Lo scenario del digitale in Italia

Cresce la popolazione online in Italia: a dicembre 2016 due italiani su tre (65%) sono connessi, un dato trainato principalmente dagli accessi da dispositivi mobile (+12% sul 2015) che evidenzia sia dei gap che dei potenziali di crescita significativi rispetto ai paesi più sviluppati. Il traffico via mobile è è particolarmente concentrato su determinate tipologie di contenuti (messaggistica e social network) e su poche specifiche app: 6 minuti ogni 10 vengono trascorsi su Facebook o Whatsapp. Sono 4,4 milioni gli utenti che guardano video quasi ogni giorno da mobile, a dimostrazione che anche in Italia la rete nel breve periodo potrà crescere come piattaforma di entertainment.

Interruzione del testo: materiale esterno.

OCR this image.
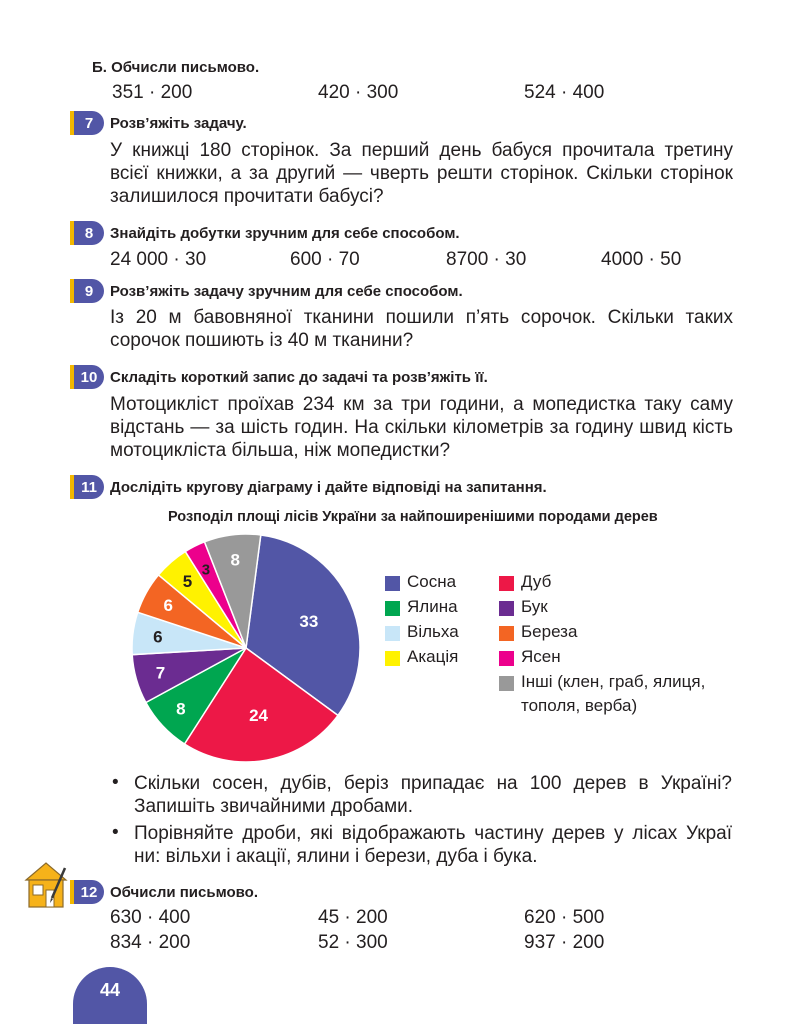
Б. Обчисли письмово.
351 · 200	420 · 300	524 · 400
7	Розв’яжіть задачу.
У книжці 180 сторінок. За перший день бабуся прочитала третину всієї книжки, а за другий — чверть решти сторінок. Скільки сторінок залишилося прочитати бабусі?
8	Знайдіть добутки зручним для себе способом.
24 000 · 30	600 · 70	8700 · 30	4000 · 50
9	Розв’яжіть задачу зручним для себе способом.
Із 20 м бавовняної тканини пошили п’ять сорочок. Скільки таких сорочок пошиють із 40 м тканини?
10 Складіть короткий запис до задачі та розв’яжіть її.
Мотоцикліст проїхав 234 км за три години, а мопедистка таку саму відстань — за шість годин. На скільки кілометрів за годину швид кість мотоцикліста більша, ніж мопедистки?
11 Дослідіть кругову діаграму і дайте відповіді на запитання.
Розподіл площі лісів України за найпоширенішими породами дерев
33
24
8
7
6
6
5
3
8
Сосна
Ялина
Вільха
Акація
Дуб
Бук
Береза
Ясен
Інші (клен, граб, ялиця,
тополя, верба)
• Скільки сосен, дубів, беріз припадає на 100 дерев в Україні? Запишіть звичайними дробами.
• Порівняйте дроби, які відображають частину дерев у лісах Украї ни: вільхи і акації, ялини і берези, дуба і бука.
12 Обчисли письмово.
630 · 400	45 · 200	620 · 500
834 · 200	52 · 300	937 · 200
44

Queste alcune delle evidenze presentate oggi da comScore all’interno del report “Internet in Italia – I Trend del 2017”, una fotografia dello stato attuale della penetrazione di internet e uno sguardo ai trend già in atto nei principali paesi “internet ready” a livello globale.

L’evoluzione delle audience digitali
La penetrazione di Internet in Italia calcolata sui maggiorenni e su base mensile si ferma al 64% mostrando ancora un differenziale significativo rispetto a quella dei Paesi digitalmente più evoluti. La distanza è purtroppo consistente non soltanto per quanto riguarda gli accessi da desktop, dove il gap è noto e conosciuto da tempo, ma anche relativamente agli accessi da dispositivi mobili dove il 53% di penetrazione dell’Italia risulta di 25 punti percentuali inferiore agli Stati Uniti (attestati al 78%) e di 17 più basso rispetto al Regno Unito (al 70%). I dispositivi mobili sono però il driver determinante di crescita dell’utilizzo di Internet in Italia; nel 2016 infatti sono cresciute del 12% le persone che hanno navigato in rete almeno una volta al mese con i propri device mobili a fronte di un calo del 4% di coloro che l’hanno fatto attraverso il desktop. Nonostante l’utilizzo del mobile sia largamente complementare a quello del desktop, una componente sempre più consistente di chi naviga in rete accede ormai esclusivamente con device mobili (gli utenti “mobile only” rappresentano infatti oggi circa un terzo di chi accede da Desktop) e tale fenomeno è proporzionalmente più pronunciato sulle fasce d’età più giovani.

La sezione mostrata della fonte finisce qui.